Wobblies Returning To Soapbox in Everett

October 17, 2016

Events in Everett, Everett

Got an email from the office of the Whatcom-Skagit Industrial Workers of the World advising of this event coming to Everett on November 5th…

Wobblies

The IWW will be back in Everett November 5th for the first time in nearly 100 years.

Members of the radical Industrial Workers of the World union (IWW; also known as Wobblies) will gather in Everett, Washington at 1:30 PM on November 5th to commemorate the murders of as many as 12 members of the union on that date in 1916. The commemoration is organized by IWW union branches in Seattle and Bellingham. IWWs and supporters will gather at 1:30 PM to lay wreaths at the memorial located at 1001 Hewitt Avenue then parade to the ‘speakers corner’ at Hewitt and Wetmore. The parade will complete the journey that was intended for that November day one hundred years ago. Wobblies and friends will soapbox on Speakers Corner and music will be played in honor of the fallen union members.  The public rally and march is open to all interested in workers’ history and in improving wages and working conditions in Everett.
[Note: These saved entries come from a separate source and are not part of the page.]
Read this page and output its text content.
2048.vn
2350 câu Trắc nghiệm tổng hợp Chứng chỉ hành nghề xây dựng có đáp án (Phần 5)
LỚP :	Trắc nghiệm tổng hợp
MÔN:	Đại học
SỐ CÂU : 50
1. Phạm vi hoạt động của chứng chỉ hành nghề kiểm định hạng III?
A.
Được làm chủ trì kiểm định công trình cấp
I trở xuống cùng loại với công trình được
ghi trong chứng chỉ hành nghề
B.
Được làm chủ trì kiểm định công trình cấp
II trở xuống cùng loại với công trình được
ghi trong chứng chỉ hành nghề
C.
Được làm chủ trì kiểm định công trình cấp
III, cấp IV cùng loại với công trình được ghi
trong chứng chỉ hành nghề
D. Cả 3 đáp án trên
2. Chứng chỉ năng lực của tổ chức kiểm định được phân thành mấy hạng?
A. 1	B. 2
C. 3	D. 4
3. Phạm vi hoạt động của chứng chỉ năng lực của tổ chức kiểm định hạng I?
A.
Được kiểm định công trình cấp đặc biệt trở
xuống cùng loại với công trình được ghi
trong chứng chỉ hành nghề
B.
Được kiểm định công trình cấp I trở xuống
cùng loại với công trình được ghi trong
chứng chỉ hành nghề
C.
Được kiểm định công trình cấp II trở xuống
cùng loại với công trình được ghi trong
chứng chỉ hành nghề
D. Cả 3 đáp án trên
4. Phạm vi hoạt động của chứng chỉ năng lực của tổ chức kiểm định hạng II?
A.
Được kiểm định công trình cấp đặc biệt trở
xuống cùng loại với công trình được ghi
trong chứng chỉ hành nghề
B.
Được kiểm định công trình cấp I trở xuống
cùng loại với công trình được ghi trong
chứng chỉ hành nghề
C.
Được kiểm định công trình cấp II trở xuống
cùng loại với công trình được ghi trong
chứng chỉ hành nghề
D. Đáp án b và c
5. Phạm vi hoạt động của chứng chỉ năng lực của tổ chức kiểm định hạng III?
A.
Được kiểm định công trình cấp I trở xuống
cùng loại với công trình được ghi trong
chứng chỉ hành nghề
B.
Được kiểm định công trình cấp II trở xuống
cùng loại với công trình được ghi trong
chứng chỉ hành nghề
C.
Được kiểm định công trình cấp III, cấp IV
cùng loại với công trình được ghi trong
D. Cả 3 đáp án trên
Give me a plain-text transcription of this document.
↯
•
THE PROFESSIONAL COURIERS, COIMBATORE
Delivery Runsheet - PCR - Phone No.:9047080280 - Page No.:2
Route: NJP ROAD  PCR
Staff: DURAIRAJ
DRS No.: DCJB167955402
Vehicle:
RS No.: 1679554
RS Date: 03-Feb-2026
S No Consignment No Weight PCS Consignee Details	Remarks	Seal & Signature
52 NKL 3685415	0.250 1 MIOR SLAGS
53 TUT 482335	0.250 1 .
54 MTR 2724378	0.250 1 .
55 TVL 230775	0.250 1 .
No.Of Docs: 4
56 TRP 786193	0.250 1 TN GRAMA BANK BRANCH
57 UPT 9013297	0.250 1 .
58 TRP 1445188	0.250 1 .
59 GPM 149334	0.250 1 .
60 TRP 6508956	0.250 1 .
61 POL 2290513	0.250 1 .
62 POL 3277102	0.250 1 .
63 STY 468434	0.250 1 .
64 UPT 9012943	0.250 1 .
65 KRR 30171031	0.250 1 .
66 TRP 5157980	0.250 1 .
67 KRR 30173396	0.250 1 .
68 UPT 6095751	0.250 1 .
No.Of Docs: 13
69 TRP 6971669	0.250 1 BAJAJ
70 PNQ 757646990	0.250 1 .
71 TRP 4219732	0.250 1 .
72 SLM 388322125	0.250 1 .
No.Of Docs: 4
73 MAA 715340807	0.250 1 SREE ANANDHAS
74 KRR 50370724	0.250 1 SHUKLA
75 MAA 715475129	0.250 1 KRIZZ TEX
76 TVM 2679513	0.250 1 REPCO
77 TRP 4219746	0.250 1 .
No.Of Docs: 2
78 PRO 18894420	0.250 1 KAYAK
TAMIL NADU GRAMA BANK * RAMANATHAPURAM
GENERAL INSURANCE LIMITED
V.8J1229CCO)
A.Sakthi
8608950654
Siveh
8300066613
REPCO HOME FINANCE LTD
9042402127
                In 1916 the IWWs were returning to Everett in defiance of the city’s de facto ban on free speech. Wobbly free speech fighters were previously badly beaten and run out of town by deputies and a mob organized by the Everett Commercial Club. Over 300 Wobblies were among the passengers aboard two commercial ferries, the ‘Verona’ and ‘Calista’ sailing from Seattle to Everett. A vigilante gang organized by Sheriff Donald McCrae and Everett mill owners met them at the dock. A fusillade of shots rang out. The ‘Everett Massacre’ left 5 IWWs and two vigilantes dead. Seven other IWWs were missing. Everett residents reported that bodies of these unidentified missing IWW members were recovered from the water later. Around 50 men on both sides were wounded. While it isn’t known for certain who opened fire, the circumstantial evidence points at the sheriff’s men, many of whom had been drinking. IWWs had no reason to jeopardize their intention of marching to Speakers Corner, and violence against members of the radical union was common in the Northwest.
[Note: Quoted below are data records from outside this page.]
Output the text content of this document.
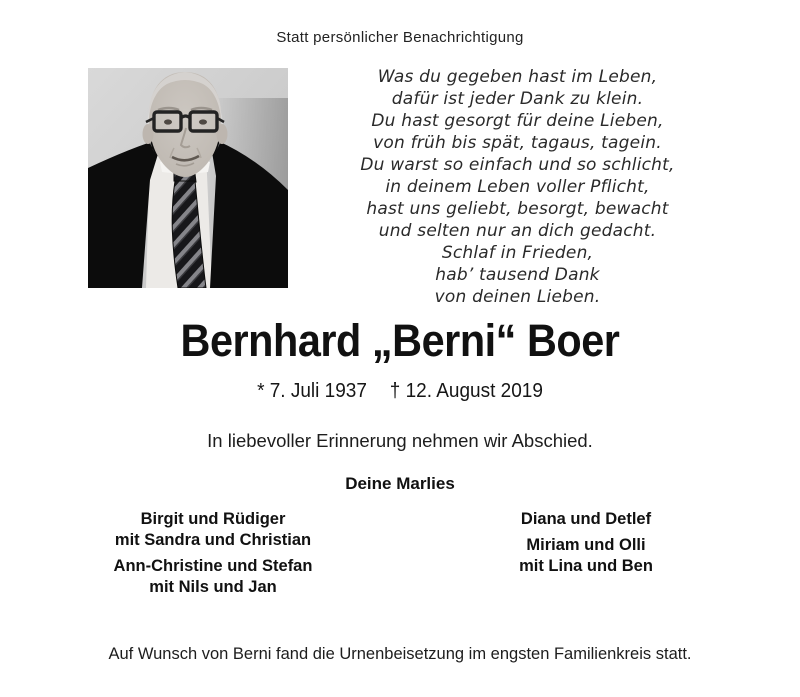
Statt persönlicher Benachrichtigung
Was du gegeben hast im Leben,
dafür ist jeder Dank zu klein.
Du hast gesorgt für deine Lieben,
von früh bis spät, tagaus, tagein.
Du warst so einfach und so schlicht,
in deinem Leben voller Pflicht,
hast uns geliebt, besorgt, bewacht
und selten nur an dich gedacht.
Schlaf in Frieden,
hab’ tausend Dank
von deinen Lieben.
Bernhard „Berni“ Boer
* 7. Juli 1937 † 12. August 2019
In liebevoller Erinnerung nehmen wir Abschied.
Deine Marlies
Birgit und Rüdiger
mit Sandra und Christian
Ann-Christine und Stefan
mit Nils und Jan
Diana und Detlef
Miriam und Olli
mit Lina und Ben
Auf Wunsch von Berni fand die Urnenbeisetzung im engsten Familienkreis statt.
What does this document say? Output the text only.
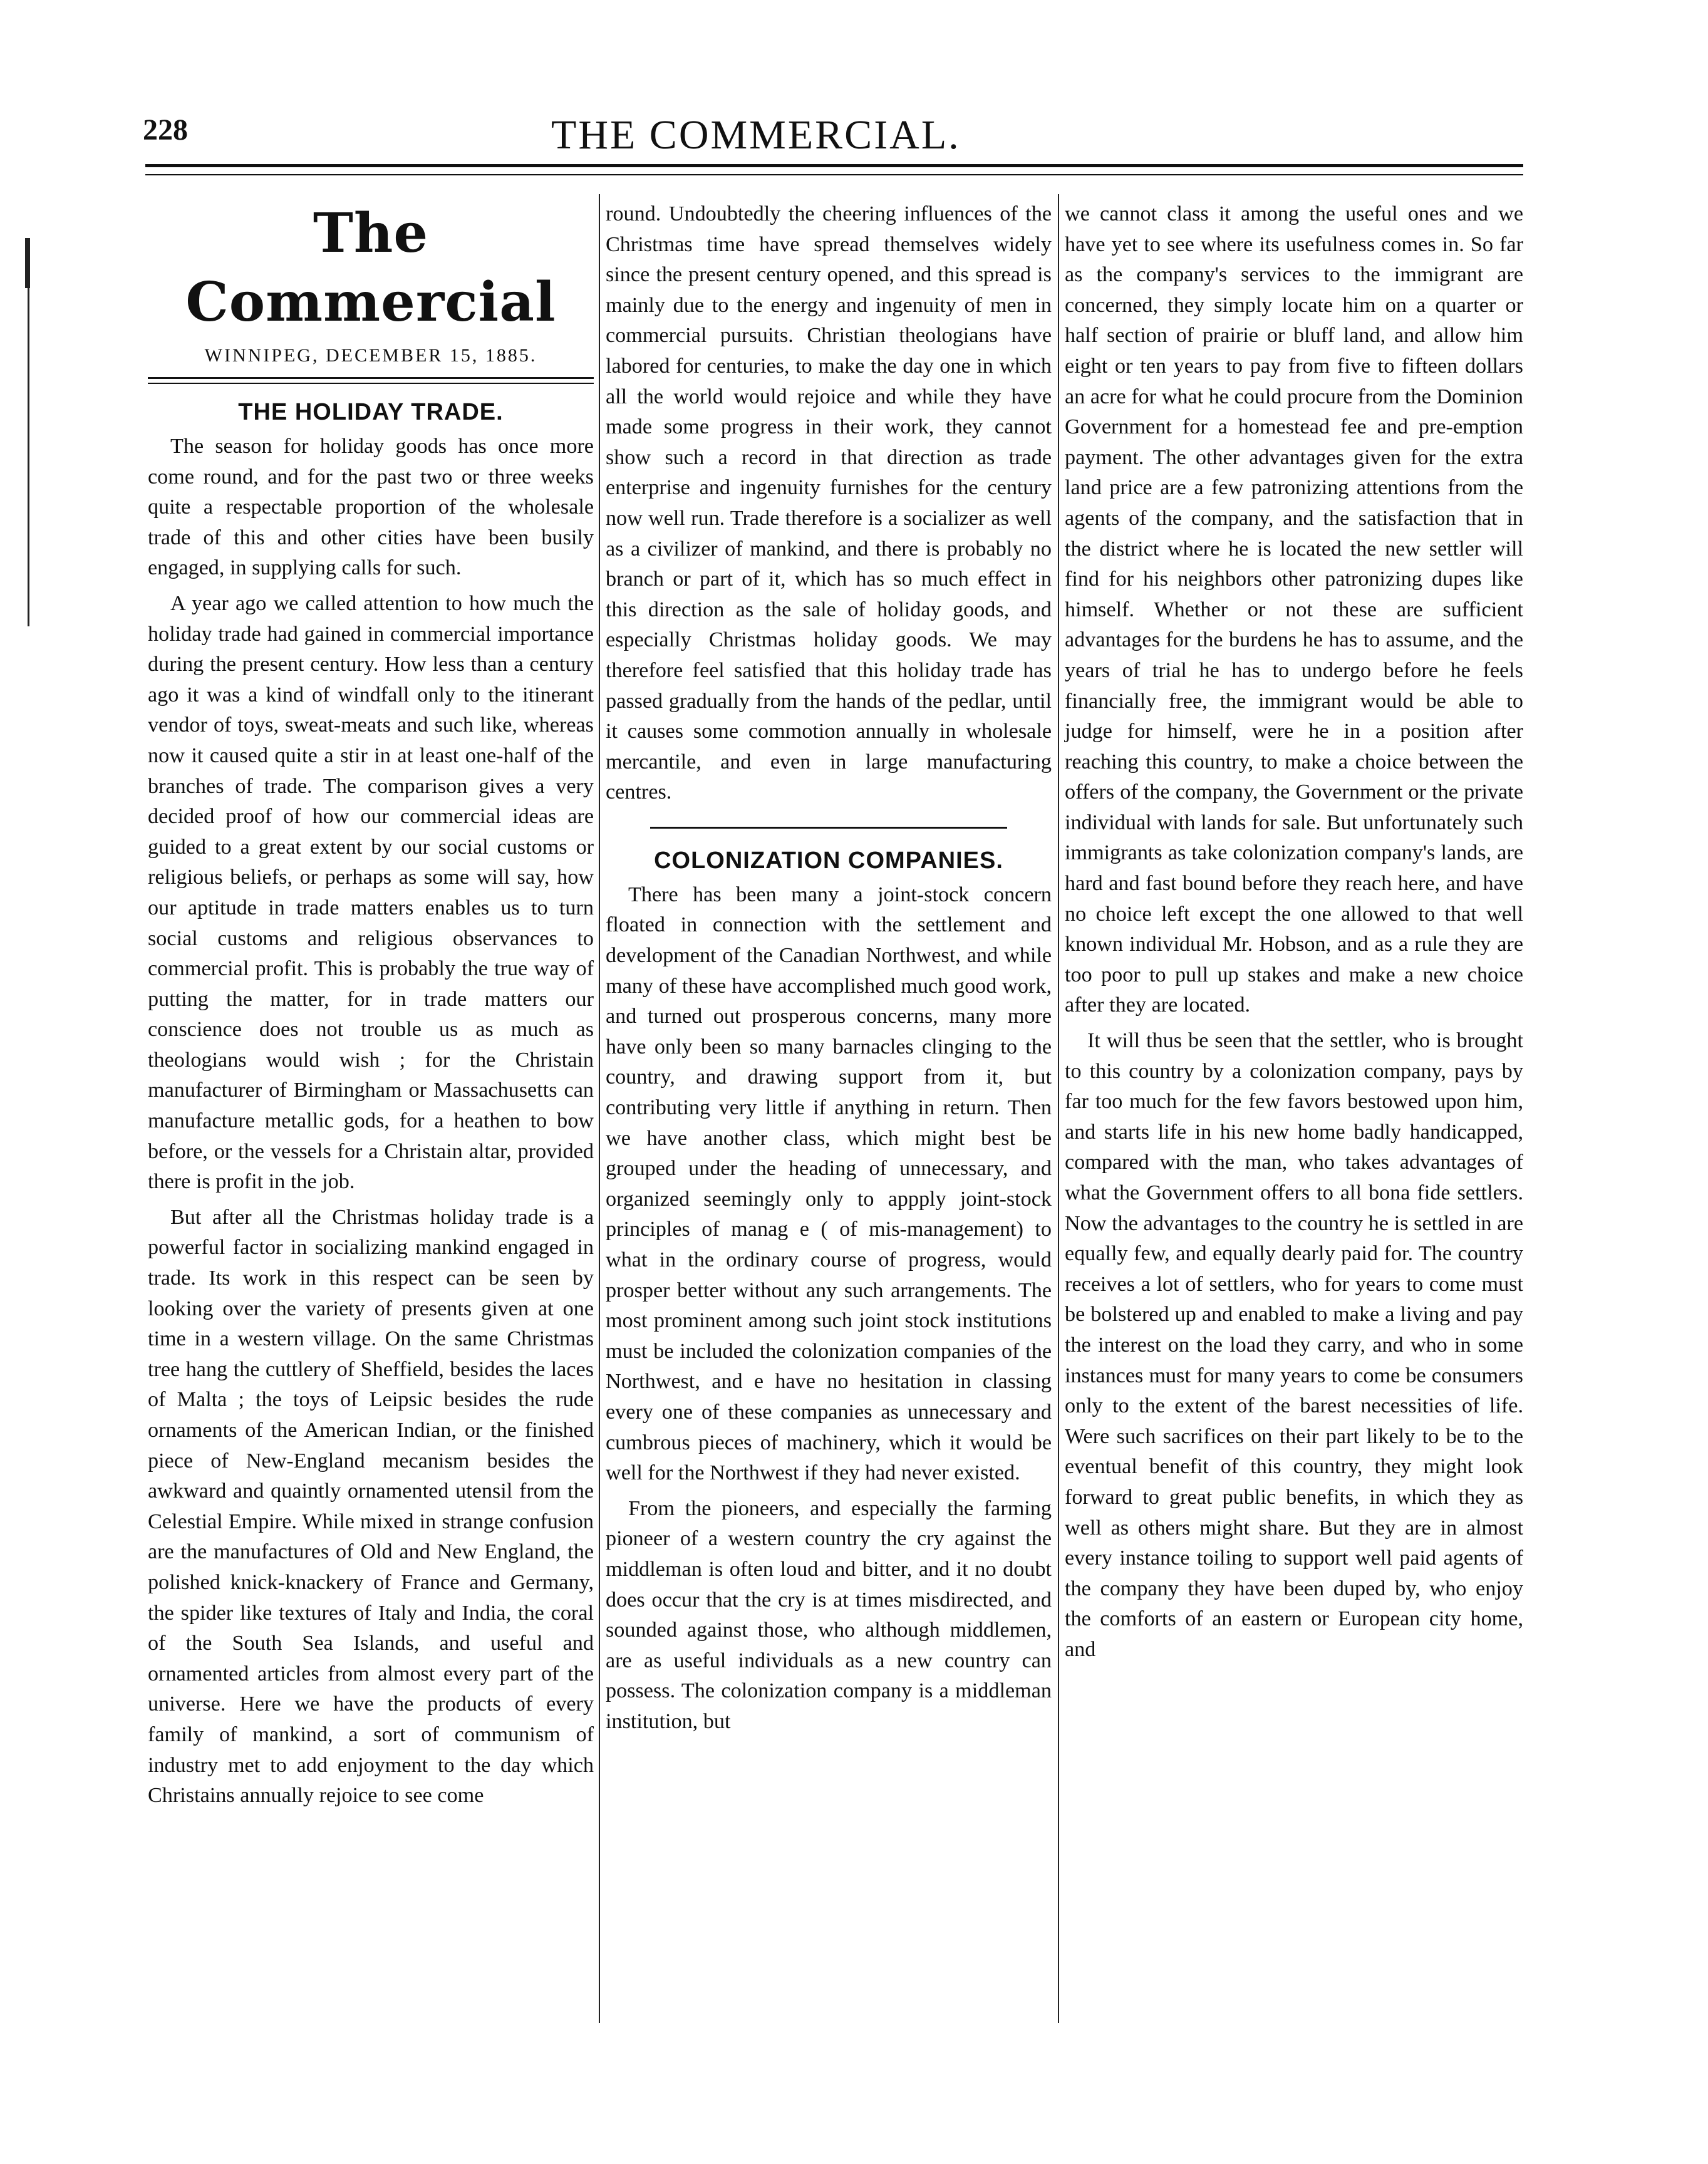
228	THE COMMERCIAL.
The Commercial
WINNIPEG, DECEMBER 15, 1885.
THE HOLIDAY TRADE.

The season for holiday goods has once more come round, and for the past two or three weeks quite a respectable proportion of the wholesale trade of this and other cities have been busily engaged, in supplying calls for such.

A year ago we called attention to how much the holiday trade had gained in commercial importance during the present century. How less than a century ago it was a kind of windfall only to the itinerant vendor of toys, sweat-meats and such like, whereas now it caused quite a stir in at least one-half of the branches of trade. The comparison gives a very decided proof of how our commercial ideas are guided to a great extent by our social customs or religious beliefs, or perhaps as some will say, how our aptitude in trade matters enables us to turn social customs and religious observances to commercial profit. This is probably the true way of putting the matter, for in trade matters our conscience does not trouble us as much as theologians would wish ; for the Christain manufacturer of Birmingham or Massachusetts can manufacture metallic gods, for a heathen to bow before, or the vessels for a Christain altar, provided there is profit in the job.

But after all the Christmas holiday trade is a powerful factor in socializing mankind engaged in trade. Its work in this respect can be seen by looking over the variety of presents given at one time in a western village. On the same Christmas tree hang the cuttlery of Sheffield, besides the laces of Malta ; the toys of Leipsic besides the rude ornaments of the American Indian, or the finished piece of New-England mecanism besides the awkward and quaintly ornamented utensil from the Celestial Empire. While mixed in strange confusion are the manufactures of Old and New England, the polished knick-knackery of France and Germany, the spider like textures of Italy and India, the coral of the South Sea Islands, and useful and ornamented articles from almost every part of the universe. Here we have the products of every family of mankind, a sort of communism of industry met to add enjoyment to the day which Christains annually rejoice to see come

round. Undoubtedly the cheering influences of the Christmas time have spread themselves widely since the present century opened, and this spread is mainly due to the energy and ingenuity of men in commercial pursuits. Christian theologians have labored for centuries, to make the day one in which all the world would rejoice and while they have made some progress in their work, they cannot show such a record in that direction as trade enterprise and ingenuity furnishes for the century now well run. Trade therefore is a socializer as well as a civilizer of mankind, and there is probably no branch or part of it, which has so much effect in this direction as the sale of holiday goods, and especially Christmas holiday goods. We may therefore feel satisfied that this holiday trade has passed gradually from the hands of the pedlar, until it causes some commotion annually in wholesale mercantile, and even in large manufacturing centres.

COLONIZATION COMPANIES.

There has been many a joint-stock concern floated in connection with the settlement and development of the Canadian Northwest, and while many of these have accomplished much good work, and turned out prosperous concerns, many more have only been so many barnacles clinging to the country, and drawing support from it, but contributing very little if anything in return. Then we have another class, which might best be grouped under the heading of unnecessary, and organized seemingly only to appply joint-stock principles of manag e ( of mis-management) to what in the ordinary course of progress, would prosper better without any such arrangements. The most prominent among such joint stock institutions must be included the colonization companies of the Northwest, and e have no hesitation in classing every one of these companies as unnecessary and cumbrous pieces of machinery, which it would be well for the Northwest if they had never existed.

From the pioneers, and especially the farming pioneer of a western country the cry against the middleman is often loud and bitter, and it no doubt does occur that the cry is at times misdirected, and sounded against those, who although middlemen, are as useful individuals as a new country can possess. The colonization company is a middleman institution, but

we cannot class it among the useful ones and we have yet to see where its usefulness comes in. So far as the company's services to the immigrant are concerned, they simply locate him on a quarter or half section of prairie or bluff land, and allow him eight or ten years to pay from five to fifteen dollars an acre for what he could procure from the Dominion Government for a homestead fee and pre-emption payment. The other advantages given for the extra land price are a few patronizing attentions from the agents of the company, and the satisfaction that in the district where he is located the new settler will find for his neighbors other patronizing dupes like himself. Whether or not these are sufficient advantages for the burdens he has to assume, and the years of trial he has to undergo before he feels financially free, the immigrant would be able to judge for himself, were he in a position after reaching this country, to make a choice between the offers of the company, the Government or the private individual with lands for sale. But unfortunately such immigrants as take colonization company's lands, are hard and fast bound before they reach here, and have no choice left except the one allowed to that well known individual Mr. Hobson, and as a rule they are too poor to pull up stakes and make a new choice after they are located.

It will thus be seen that the settler, who is brought to this country by a colonization company, pays by far too much for the few favors bestowed upon him, and starts life in his new home badly handicapped, compared with the man, who takes advantages of what the Government offers to all bona fide settlers. Now the advantages to the country he is settled in are equally few, and equally dearly paid for. The country receives a lot of settlers, who for years to come must be bolstered up and enabled to make a living and pay the interest on the load they carry, and who in some instances must for many years to come be consumers only to the extent of the barest necessities of life. Were such sacrifices on their part likely to be to the eventual benefit of this country, they might look forward to great public benefits, in which they as well as others might share. But they are in almost every instance toiling to support well paid agents of the company they have been duped by, who enjoy the comforts of an eastern or European city home, and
The free speech fight began when IWW members from around the northwest converged on Everett to support a strike by an AFL mill workers union. Wobblies were singled out for arrest at as they spoke on behalf of the strike and against capitalism at a popular spot for public speakers, the intersection of Hewlitt and Wetmore. This street corner was the destination of the 300 IWW members aboard the two ships when they were shot down at the dock.

“The Everett Massacre should be remembered because this same kind of injustice repeats itself every day that protesters and fellow workers are imprisoned, injured, or murdered” said Randall Jamrock, General Secretary of the Chicago-based IWW. “Folks are persecuted and arrested for being poor, radical, or racial minorities. It can be stopped when we unite the working class & unemployed.”
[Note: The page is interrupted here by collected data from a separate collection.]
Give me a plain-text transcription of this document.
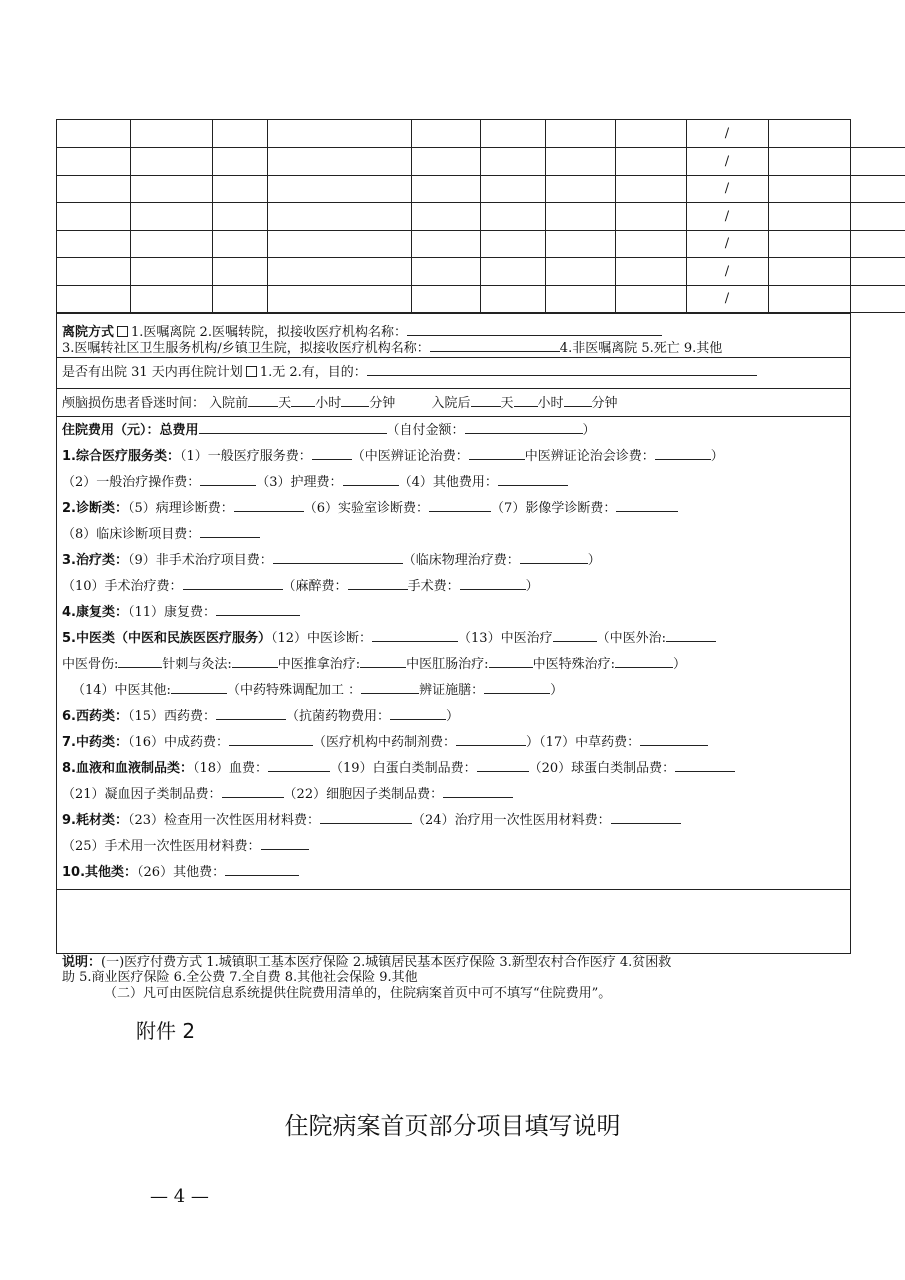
								/		
								/		
								/		
								/		
								/		
								/		
								/		
离院方式 1.医嘱离院 2.医嘱转院，拟接收医疗机构名称：
3.医嘱转社区卫生服务机构/乡镇卫生院，拟接收医疗机构名称：	4.非医嘱离院 5.死亡 9.其他
是否有出院 31 天内再住院计划 1.无 2.有，目的：
颅脑损伤患者昏迷时间： 入院前 天 小时 分钟	入院后 天 小时 分钟
住院费用（元）：总费用	（自付金额：	）
1.综合医疗服务类：（1）一般医疗服务费：	（中医辨证论治费：	中医辨证论治会诊费：	）
（2）一般治疗操作费：	（3）护理费：	（4）其他费用：
2.诊断类：（5）病理诊断费：	（6）实验室诊断费：	（7）影像学诊断费：
（8）临床诊断项目费：
3.治疗类：（9）非手术治疗项目费：	（临床物理治疗费：	）
（10）手术治疗费：	（麻醉费：	手术费：	）
4.康复类：（11）康复费：
5.中医类（中医和民族医医疗服务）（12）中医诊断：	（13）中医治疗	（中医外治:
中医骨伤:	针刺与灸法:	中医推拿治疗:	中医肛肠治疗:	中医特殊治疗:	）
（14）中医其他:	（中药特殊调配加工 ：	辨证施膳：	）
6.西药类：（15）西药费：	（抗菌药物费用：	）
7.中药类：（16）中成药费：	（医疗机构中药制剂费：	）（17）中草药费：
8.血液和血液制品类：（18）血费：	（19）白蛋白类制品费：	（20）球蛋白类制品费：
（21）凝血因子类制品费：	（22）细胞因子类制品费：
9.耗材类：（23）检查用一次性医用材料费：	（24）治疗用一次性医用材料费：
（25）手术用一次性医用材料费：
10.其他类：（26）其他费：
说明：(一)医疗付费方式 1.城镇职工基本医疗保险 2.城镇居民基本医疗保险 3.新型农村合作医疗 4.贫困救
助 5.商业医疗保险 6.全公费 7.全自费 8.其他社会保险 9.其他
（二）凡可由医院信息系统提供住院费用清单的，住院病案首页中可不填写“住院费用”。
附件 2
住院病案首页部分项目填写说明
— 4 —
The IWW’s November 5th Everett Massacre commemoration marks the return of the Industrial Workers of the World to Everett after nearly 100 years. The IWW has an active union presence in cities all over the Northwest, the US, Canada and Great Britain. Chartered IWW organizations are in Germany, Australia, Greece, Taiwan and Iceland. Members are employed in virtually every industry. They join IWW as individuals or by organizing workplaces. The union organizes workers by their industry, rather than specific trades, which is the meaning to the term ‘Industrial’ in the IWW name. Regardless of their specific job, workers organized into the IWW are all members of the same shop union. In a restaurant, for instance, the cooks, servers, delivery drivers, and dishwashers all belong to the same member-controlled union, rather than a variety of competing unions based on trades, and that local union is in the same industrial union as the workers employed by the food wholesale businesses. The union is openly opposed to capitalism and does not affiliate itself with any political parties.